Sie scheinen von der Energiepolitik einfach nicht loszukommen ...
Doris Leuthard:
Politik mache ich keine mehr. Aber ich interessiere mich nach wie vor dafür, ob sich politisch festgesetzte Ziele umsetzen lassen. Gerade wenn es um Energie und Umwelt geht.

Ist es die Politik – also Parlament und Bundesrat – oder sind es die Unternehmen, die entscheidend für die Energiewende sind?
Wenn es ums Umsetzen geht, ist es immer die Wirtschaft. Diese hat den grössten Hebel. Es braucht Investoren, es braucht gute Geschäftsideen – und Unternehmerinnen und Unternehmer, die sie verwirklichen. Reden ist einfach, und Ziele hat man schnell mal gesetzt. Aber sie zu erreichen, das ist schwer. Darin ist die Schweiz im Energie- und Umweltbereich noch nicht so gut.

Sie setzen Ihre damalige Energiepolitik jetzt also mit anderen Mitteln fort.
Ich sehe jetzt die andere Seite. Der Bundesrat und das Parlament haben eine Regulierung erlassen, aber was passiert dann tatsächlich in der Wirtschaft? Wo haben wir es vielleicht nicht so gut gemacht? Wo gibt es Hindernisse? Die Forschung war immer zentral für die Energiepolitik.

Die Ziele der Energiewende sind seit Ihrem Rücktritt ins Wanken geraten. Die Politik hat gerade andere Prioritäten – zum Beispiel die Sicherheitspolitik.
Es sind langfristige Ziele. Die Reduktion des Energieverbrauchs sowie die Steigerung der Erneuerbaren bleiben zentral. Die erste Etappe der Energiestrategie sollte bis 2035 erreicht sein.
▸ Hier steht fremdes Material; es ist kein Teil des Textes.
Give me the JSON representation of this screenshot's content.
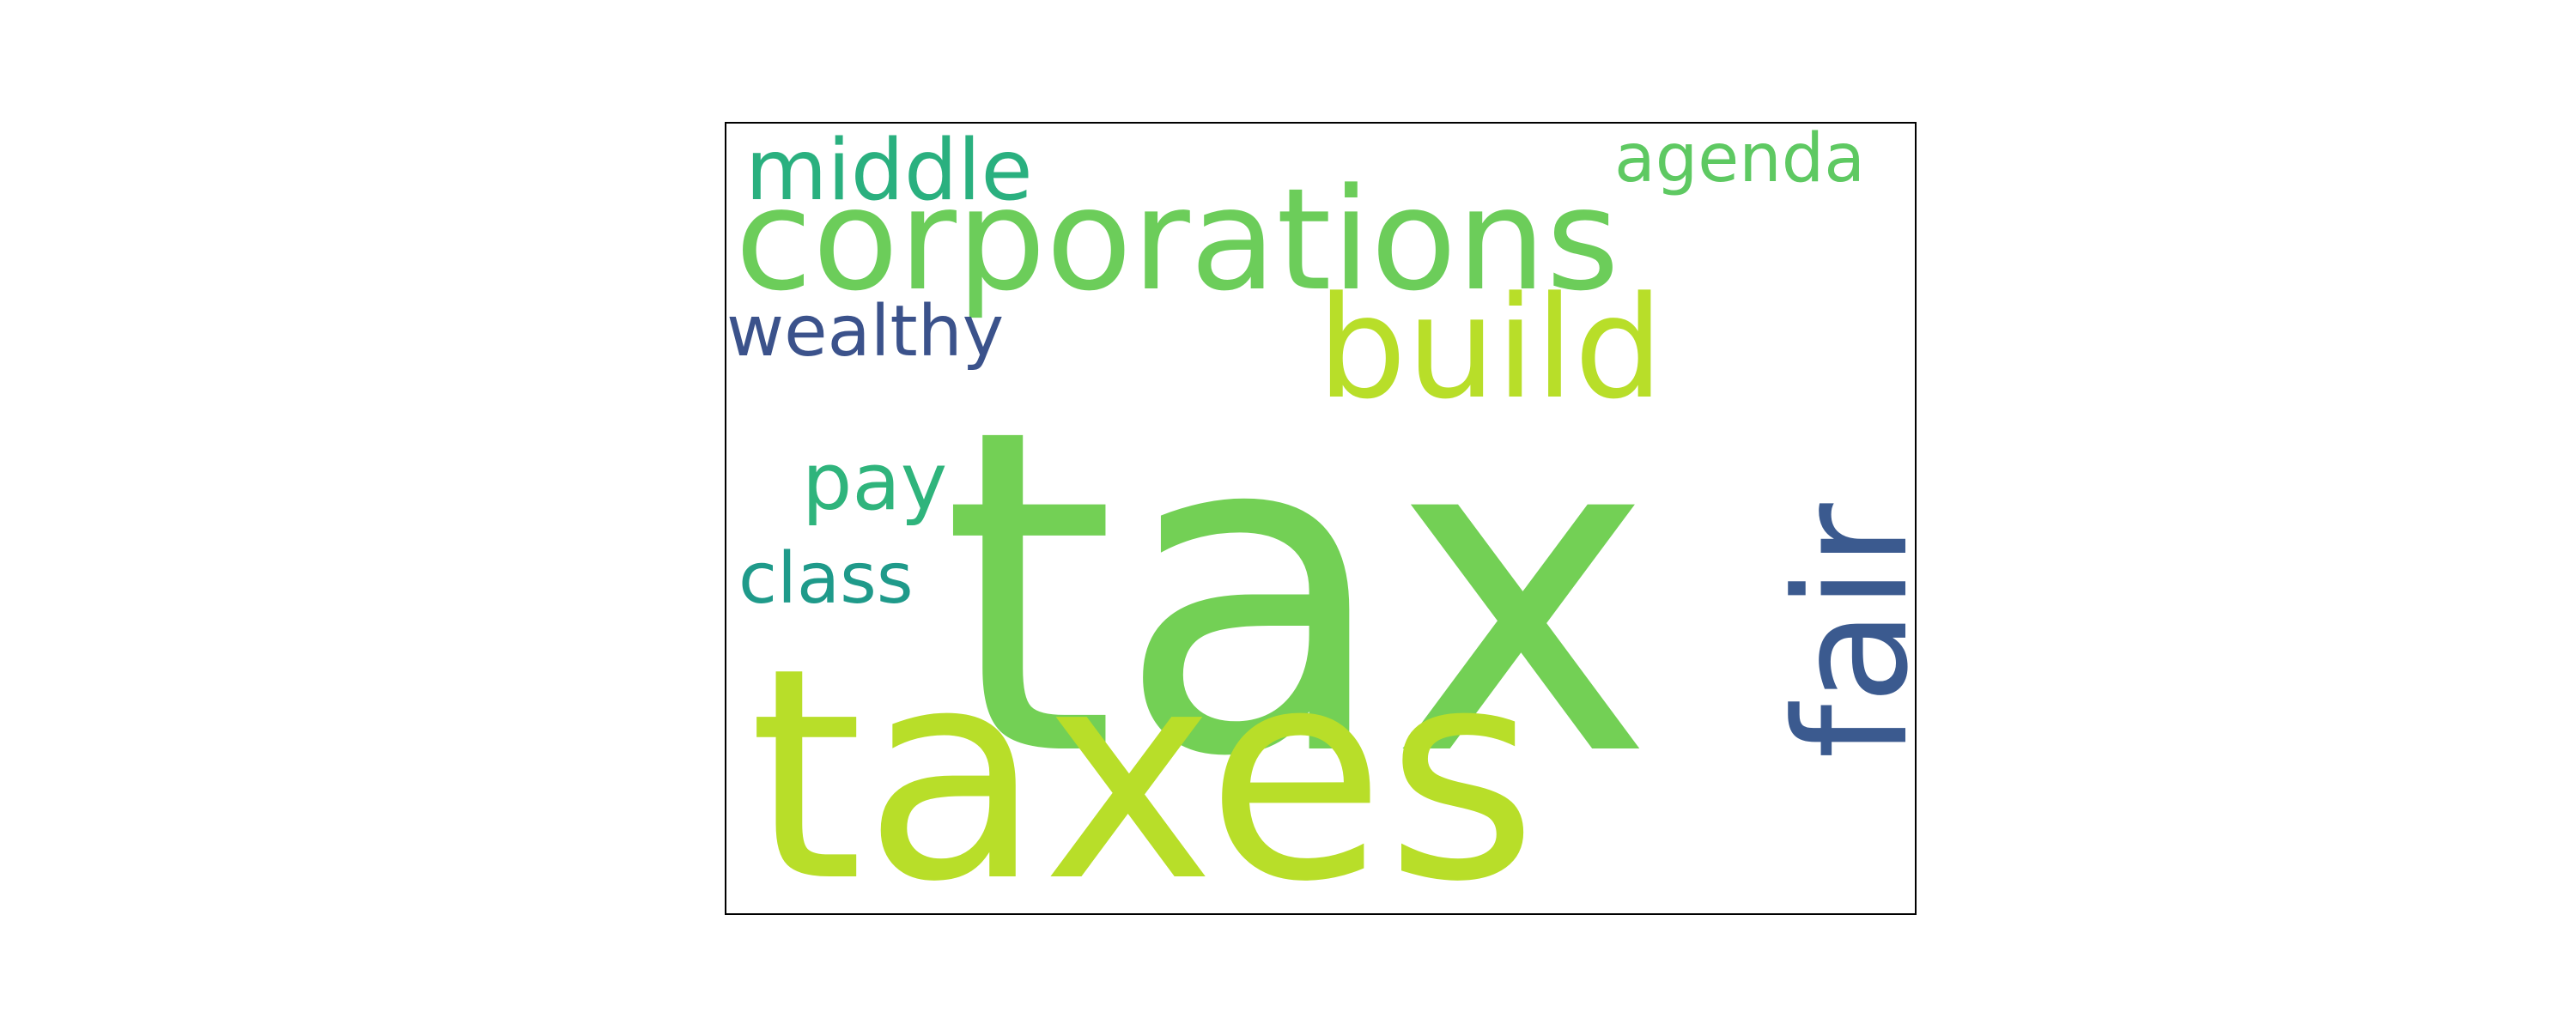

Das Grundproblem ist nach wie vor: Wir haben in der Schweiz im Sommer zu viel Strom – eine Überproduktion – und im Winter eine Lücke sowie Versorgungsengpässe. Das bleibt ein Problem, solange wir keine Speicherlösungen haben.

«Batterien sind für kleine Haushalte eine Lösung; viele haben ja schon heute ein bidirektionales Elektroauto.»
Doris Leuthard

Glauben Sie noch an das Versprechen der grossen Speicherbatterie?
An das grosse Versprechen einer einfachen Lösung für alles glaube ich nicht. Es wird eine Vielzahl von Technologien brauchen. Batterien sind für kleine Haushalte eine Lösung; viele haben ja schon heute ein bidirektionales Elektroauto. In der Industrie hingegen sind Batterien wenig hilfreich. Um die Winterlücke zu schliessen, könnte die Windenergie einen Beitrag leisten. Da sind wir in der Deutschschweiz leider sehr skeptisch. Und dann gibt es immer noch Power to Gas.

Sie waren das erste Bundesratsmitglied mit Elektroauto.
Damit wollte ich auch zeigen, dass Batterieautos etwas bewirken können. Mobilität frisst einen Drittel unserer Energie.

Damals bestellten Sie einen Tesla, da war Elon Musk noch nicht so umstritten. Würden Sie das wieder tun?
Heute würde ich keinen Tesla mehr bestellen, sondern ein Elektroauto von einem anderen Hersteller (lacht).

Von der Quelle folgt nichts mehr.